入院している患者を対象とした試験は別途行われており、今後その結果が発表されるでしょう。つまりここで押さえておかなくていけないポイントは今回のデータは入院していない人、つまり感染初期の段階の人を対象に投与が行われた結果ということです。

ベースラインのウイルス量が多い患者では、抗体カクテルによってウイルス量が約99%減少した

出典:リジェネロン投資家向け資料

おそらくリジェネロンが一番アピールしたいのがこのデータかと思います。縦軸がウイルス量、横軸が経過日数だと思ってください。また、青がプラセボ(偽の薬を投与した)群赤が抗体カクテル低用量群緑が抗体カクテル高用量群になります。このウイルス量のデータでは高用量も低用量もあまり変わらなそうですね、むしろ低用量の方が良さそうに見えます。

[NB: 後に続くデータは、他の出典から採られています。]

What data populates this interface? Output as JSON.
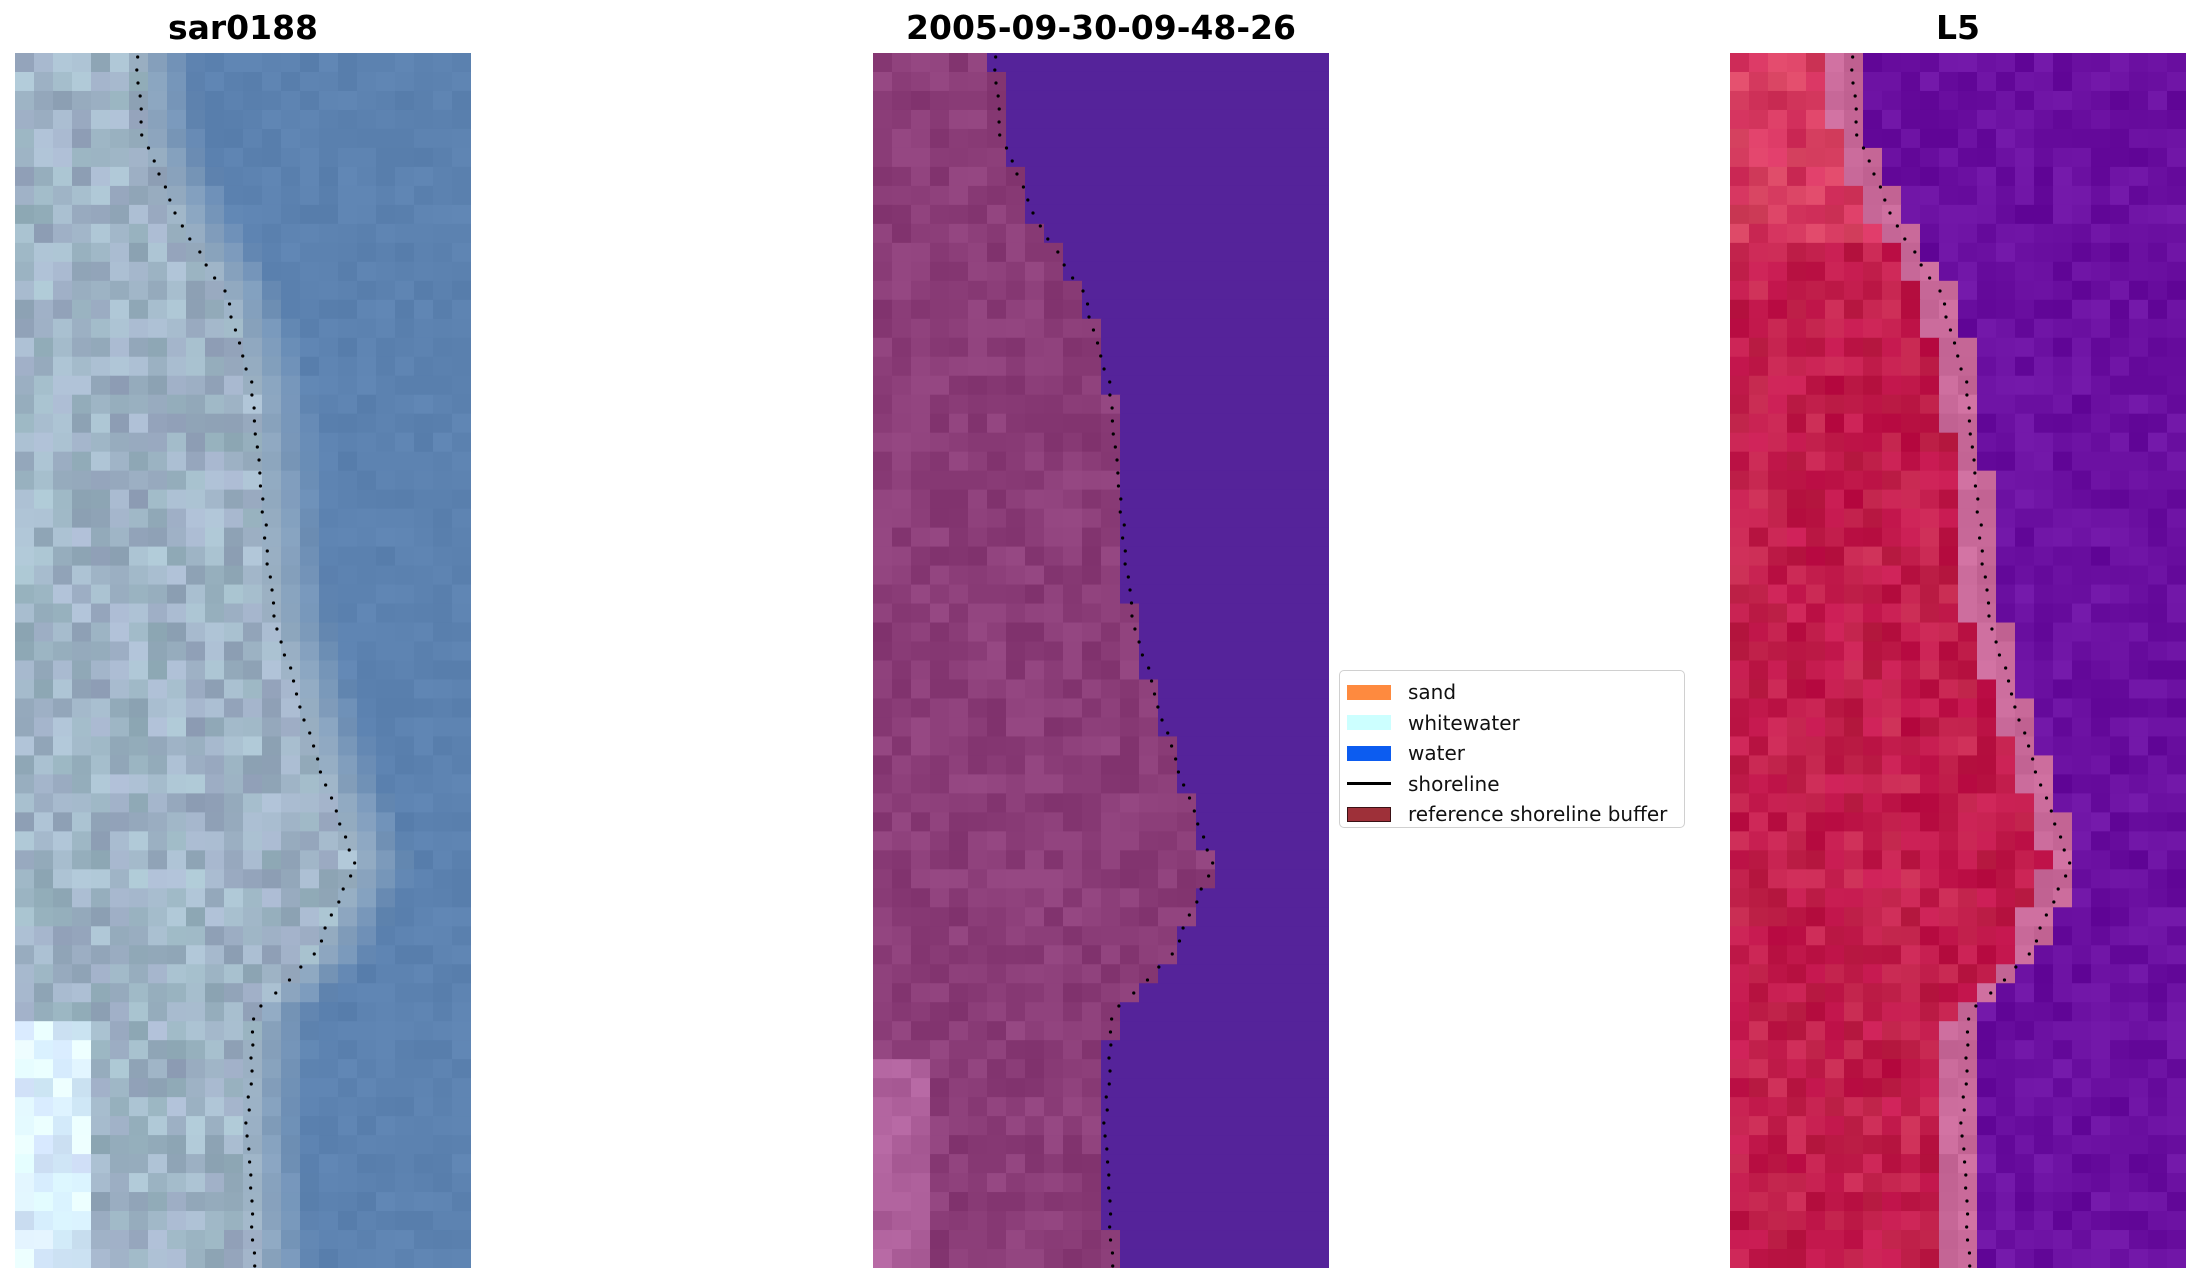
{
  "panels": [
    {
      "title": "sar0188",
      "image": "rgb-satellite-image"
    },
    {
      "title": "2005-09-30-09-48-26",
      "image": "classified-image-overlay"
    },
    {
      "title": "L5",
      "image": "mndwi-index-image"
    }
  ],
  "legend": {
    "items": [
      {
        "label": "sand",
        "kind": "patch",
        "color": "#fe8a3f"
      },
      {
        "label": "whitewater",
        "kind": "patch",
        "color": "#ccffff"
      },
      {
        "label": "water",
        "kind": "patch",
        "color": "#0c5cf0"
      },
      {
        "label": "shoreline",
        "kind": "line",
        "color": "#000000"
      },
      {
        "label": "reference shoreline buffer",
        "kind": "patch",
        "color": "#9e3039"
      }
    ]
  },
  "colors": {
    "sar_land": "#9fb4c6",
    "sar_water": "#5c82b0",
    "class_land": "#8b3d78",
    "class_water": "#55239a",
    "index_land": "#c21d4c",
    "index_edge": "#c96a9a",
    "index_water": "#6a0fa0",
    "shoreline_dots": "#000000"
  }
}
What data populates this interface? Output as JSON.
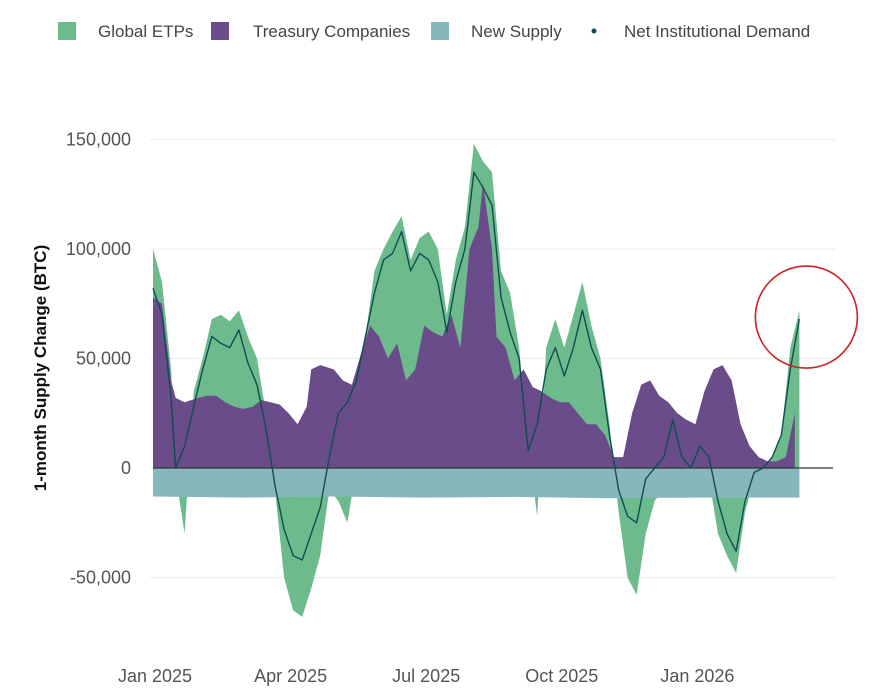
{
  "chart_data": {
    "type": "area",
    "ylabel": "1-month Supply Change (BTC)",
    "ylim": [
      -70000,
      160000
    ],
    "y_ticks": [
      {
        "value": 150000,
        "label": "150,000"
      },
      {
        "value": 100000,
        "label": "100,000"
      },
      {
        "value": 50000,
        "label": "50,000"
      },
      {
        "value": 0,
        "label": "0"
      },
      {
        "value": -50000,
        "label": "-50,000"
      }
    ],
    "x_ticks": [
      {
        "month": 0,
        "label": "Jan 2025"
      },
      {
        "month": 3,
        "label": "Apr 2025"
      },
      {
        "month": 6,
        "label": "Jul 2025"
      },
      {
        "month": 9,
        "label": "Oct 2025"
      },
      {
        "month": 12,
        "label": "Jan 2026"
      }
    ],
    "x_unit": "months since Jan 2025",
    "xlim": [
      0,
      15.5
    ],
    "legend": [
      {
        "name": "Global ETPs",
        "color": "#6dbb8d",
        "marker": "square"
      },
      {
        "name": "Treasury Companies",
        "color": "#6b4c8a",
        "marker": "square"
      },
      {
        "name": "New Supply",
        "color": "#86b7bd",
        "marker": "square"
      },
      {
        "name": "Net Institutional Demand",
        "color": "#0f4d52",
        "marker": "dot"
      }
    ],
    "series": [
      {
        "name": "Treasury Companies",
        "color": "#6b4c8a",
        "points": [
          [
            0,
            78000
          ],
          [
            0.2,
            75000
          ],
          [
            0.4,
            40000
          ],
          [
            0.5,
            32000
          ],
          [
            0.7,
            30000
          ],
          [
            1.0,
            32000
          ],
          [
            1.2,
            33000
          ],
          [
            1.4,
            33000
          ],
          [
            1.6,
            30000
          ],
          [
            1.8,
            28000
          ],
          [
            2.0,
            27000
          ],
          [
            2.2,
            28000
          ],
          [
            2.4,
            31000
          ],
          [
            2.6,
            30000
          ],
          [
            2.8,
            29000
          ],
          [
            3.0,
            25000
          ],
          [
            3.2,
            20000
          ],
          [
            3.4,
            28000
          ],
          [
            3.5,
            45000
          ],
          [
            3.7,
            47000
          ],
          [
            4.0,
            45000
          ],
          [
            4.2,
            40000
          ],
          [
            4.4,
            38000
          ],
          [
            4.6,
            52000
          ],
          [
            4.8,
            65000
          ],
          [
            5.0,
            60000
          ],
          [
            5.2,
            50000
          ],
          [
            5.4,
            57000
          ],
          [
            5.6,
            40000
          ],
          [
            5.8,
            45000
          ],
          [
            6.0,
            65000
          ],
          [
            6.2,
            62000
          ],
          [
            6.4,
            60000
          ],
          [
            6.6,
            70000
          ],
          [
            6.8,
            55000
          ],
          [
            7.0,
            100000
          ],
          [
            7.2,
            110000
          ],
          [
            7.3,
            130000
          ],
          [
            7.5,
            100000
          ],
          [
            7.6,
            60000
          ],
          [
            7.8,
            55000
          ],
          [
            8.0,
            40000
          ],
          [
            8.2,
            45000
          ],
          [
            8.4,
            37000
          ],
          [
            8.6,
            35000
          ],
          [
            8.8,
            32000
          ],
          [
            9.0,
            30000
          ],
          [
            9.2,
            30000
          ],
          [
            9.4,
            25000
          ],
          [
            9.6,
            20000
          ],
          [
            9.8,
            20000
          ],
          [
            10.0,
            15000
          ],
          [
            10.2,
            5000
          ],
          [
            10.4,
            5000
          ],
          [
            10.6,
            25000
          ],
          [
            10.8,
            38000
          ],
          [
            11.0,
            40000
          ],
          [
            11.2,
            33000
          ],
          [
            11.4,
            30000
          ],
          [
            11.6,
            25000
          ],
          [
            11.8,
            22000
          ],
          [
            12.0,
            20000
          ],
          [
            12.2,
            35000
          ],
          [
            12.4,
            45000
          ],
          [
            12.6,
            47000
          ],
          [
            12.8,
            40000
          ],
          [
            13.0,
            20000
          ],
          [
            13.2,
            10000
          ],
          [
            13.4,
            5000
          ],
          [
            13.6,
            3000
          ],
          [
            13.8,
            3000
          ],
          [
            14.0,
            5000
          ],
          [
            14.2,
            25000
          ]
        ]
      },
      {
        "name": "Global ETPs",
        "color": "#6dbb8d",
        "points": [
          [
            0,
            100000
          ],
          [
            0.2,
            85000
          ],
          [
            0.4,
            45000
          ],
          [
            0.5,
            -3000
          ],
          [
            0.7,
            -30000
          ],
          [
            0.9,
            35000
          ],
          [
            1.1,
            50000
          ],
          [
            1.3,
            68000
          ],
          [
            1.5,
            70000
          ],
          [
            1.7,
            67000
          ],
          [
            1.9,
            72000
          ],
          [
            2.1,
            60000
          ],
          [
            2.3,
            50000
          ],
          [
            2.5,
            25000
          ],
          [
            2.7,
            -10000
          ],
          [
            2.9,
            -50000
          ],
          [
            3.1,
            -65000
          ],
          [
            3.3,
            -68000
          ],
          [
            3.5,
            -55000
          ],
          [
            3.7,
            -40000
          ],
          [
            3.9,
            -10000
          ],
          [
            4.1,
            -15000
          ],
          [
            4.3,
            -25000
          ],
          [
            4.5,
            0
          ],
          [
            4.7,
            60000
          ],
          [
            4.9,
            90000
          ],
          [
            5.1,
            100000
          ],
          [
            5.3,
            108000
          ],
          [
            5.5,
            115000
          ],
          [
            5.7,
            95000
          ],
          [
            5.9,
            105000
          ],
          [
            6.1,
            108000
          ],
          [
            6.3,
            100000
          ],
          [
            6.5,
            70000
          ],
          [
            6.7,
            95000
          ],
          [
            6.9,
            110000
          ],
          [
            7.1,
            148000
          ],
          [
            7.3,
            140000
          ],
          [
            7.5,
            135000
          ],
          [
            7.7,
            90000
          ],
          [
            7.9,
            80000
          ],
          [
            8.1,
            55000
          ],
          [
            8.3,
            10000
          ],
          [
            8.5,
            -22000
          ],
          [
            8.7,
            55000
          ],
          [
            8.9,
            68000
          ],
          [
            9.1,
            55000
          ],
          [
            9.3,
            70000
          ],
          [
            9.5,
            85000
          ],
          [
            9.7,
            65000
          ],
          [
            9.9,
            50000
          ],
          [
            10.1,
            20000
          ],
          [
            10.3,
            -20000
          ],
          [
            10.5,
            -50000
          ],
          [
            10.7,
            -58000
          ],
          [
            10.9,
            -30000
          ],
          [
            11.1,
            -15000
          ],
          [
            11.3,
            -10000
          ],
          [
            11.5,
            25000
          ],
          [
            11.7,
            -8000
          ],
          [
            11.9,
            -12000
          ],
          [
            12.1,
            5000
          ],
          [
            12.3,
            -5000
          ],
          [
            12.5,
            -30000
          ],
          [
            12.7,
            -40000
          ],
          [
            12.9,
            -48000
          ],
          [
            13.1,
            -20000
          ],
          [
            13.3,
            -5000
          ],
          [
            13.5,
            -2000
          ],
          [
            13.7,
            5000
          ],
          [
            13.9,
            15000
          ],
          [
            14.1,
            55000
          ],
          [
            14.3,
            72000
          ]
        ]
      },
      {
        "name": "New Supply",
        "color": "#86b7bd",
        "points": [
          [
            0,
            -13000
          ],
          [
            2,
            -13500
          ],
          [
            4,
            -13000
          ],
          [
            6,
            -13500
          ],
          [
            8,
            -13200
          ],
          [
            10,
            -13800
          ],
          [
            12,
            -13500
          ],
          [
            14.3,
            -13500
          ]
        ]
      },
      {
        "name": "Net Institutional Demand",
        "color": "#0f4d52",
        "points": [
          [
            0,
            82000
          ],
          [
            0.2,
            70000
          ],
          [
            0.4,
            32000
          ],
          [
            0.5,
            0
          ],
          [
            0.7,
            10000
          ],
          [
            0.9,
            28000
          ],
          [
            1.1,
            45000
          ],
          [
            1.3,
            60000
          ],
          [
            1.5,
            57000
          ],
          [
            1.7,
            55000
          ],
          [
            1.9,
            63000
          ],
          [
            2.1,
            48000
          ],
          [
            2.3,
            38000
          ],
          [
            2.5,
            18000
          ],
          [
            2.7,
            -8000
          ],
          [
            2.9,
            -28000
          ],
          [
            3.1,
            -40000
          ],
          [
            3.3,
            -42000
          ],
          [
            3.5,
            -30000
          ],
          [
            3.7,
            -18000
          ],
          [
            3.9,
            5000
          ],
          [
            4.1,
            25000
          ],
          [
            4.3,
            30000
          ],
          [
            4.5,
            40000
          ],
          [
            4.7,
            60000
          ],
          [
            4.9,
            80000
          ],
          [
            5.1,
            95000
          ],
          [
            5.3,
            98000
          ],
          [
            5.5,
            108000
          ],
          [
            5.7,
            90000
          ],
          [
            5.9,
            98000
          ],
          [
            6.1,
            95000
          ],
          [
            6.3,
            85000
          ],
          [
            6.5,
            62000
          ],
          [
            6.7,
            85000
          ],
          [
            6.9,
            100000
          ],
          [
            7.1,
            135000
          ],
          [
            7.3,
            128000
          ],
          [
            7.5,
            120000
          ],
          [
            7.7,
            78000
          ],
          [
            7.9,
            62000
          ],
          [
            8.1,
            50000
          ],
          [
            8.3,
            8000
          ],
          [
            8.5,
            20000
          ],
          [
            8.7,
            45000
          ],
          [
            8.9,
            55000
          ],
          [
            9.1,
            42000
          ],
          [
            9.3,
            55000
          ],
          [
            9.5,
            72000
          ],
          [
            9.7,
            55000
          ],
          [
            9.9,
            45000
          ],
          [
            10.1,
            15000
          ],
          [
            10.3,
            -10000
          ],
          [
            10.5,
            -22000
          ],
          [
            10.7,
            -25000
          ],
          [
            10.9,
            -5000
          ],
          [
            11.1,
            0
          ],
          [
            11.3,
            5000
          ],
          [
            11.5,
            22000
          ],
          [
            11.7,
            5000
          ],
          [
            11.9,
            0
          ],
          [
            12.1,
            10000
          ],
          [
            12.3,
            5000
          ],
          [
            12.5,
            -15000
          ],
          [
            12.7,
            -30000
          ],
          [
            12.9,
            -38000
          ],
          [
            13.1,
            -15000
          ],
          [
            13.3,
            -2000
          ],
          [
            13.5,
            0
          ],
          [
            13.7,
            5000
          ],
          [
            13.9,
            15000
          ],
          [
            14.1,
            45000
          ],
          [
            14.3,
            68000
          ]
        ]
      }
    ],
    "annotations": [
      {
        "type": "circle",
        "color": "#cc2222",
        "center_month": 14.3,
        "center_value": 68000
      }
    ]
  }
}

また、一番右のグラフがベースライン(最初の段階)でウイルスの量が多かったグループの結果になります。これを見ると7日目の時点でプラセボ群に比べて抗体カクテル群(低用量および高用量)は約99%ウイルス量が減少していることが分かります。これが今回の抗体カクテルがすごく効くのではないかといわれている根拠になります。

たしかにこのデータを見ると嫌でも期待感を煽られてしまいますが、次のデータを見ると少し見方が変わってくるかもしれません。

28日目時点で症状が改善されたのは抗体カクテル投与群の80%

出典:リジェネロン投資家向け資料

こちらのデータは28日目時点までどのくらいの割合の人が症状改善したのかをみたものですが、抗体カクテル投与群(の線)では最終的に80%の人が症状改善していることが分かります。一方でプラセボ群(の線)では60%強が症状改善しています。

うーん、7日目時点でウイルス量が大幅に減少しているにもかかわらず、約20%は治療の効果を実感できていないということですね。つまりここからわかるのはウイルス量が減少したからといって症状が必ずしも改善するとは限らないということです。

プラセボ群でも、つまり治療を行わなかったとしても約60%強は症状改善するわけですから、抗体カクテルは約20%弱の人を症状改善に導いたとなるわけなので、これはそこまで大幅な改善なのでしょうか?個人的にはかなり微妙な気がします。

最後に

はい、どうだったでしょうか?今回得られた結果が臨床的にどれほどの意義があるかは私には正直わかりませんが、最初に「99%のウイルス減少効果」と聞いた時よりは少し懐疑的な目線でこの抗体カクテルについて見るようになりました。今後、入院患者を対象とした結果も出てくるということなので、その結果もどうなるか見ていきたいところですね。みなさんもぜひ元のプレスリリースなど読んでみてください!ニュースやTwitterで出回っている結果がいかに条件付きの結果であるか分かると思います!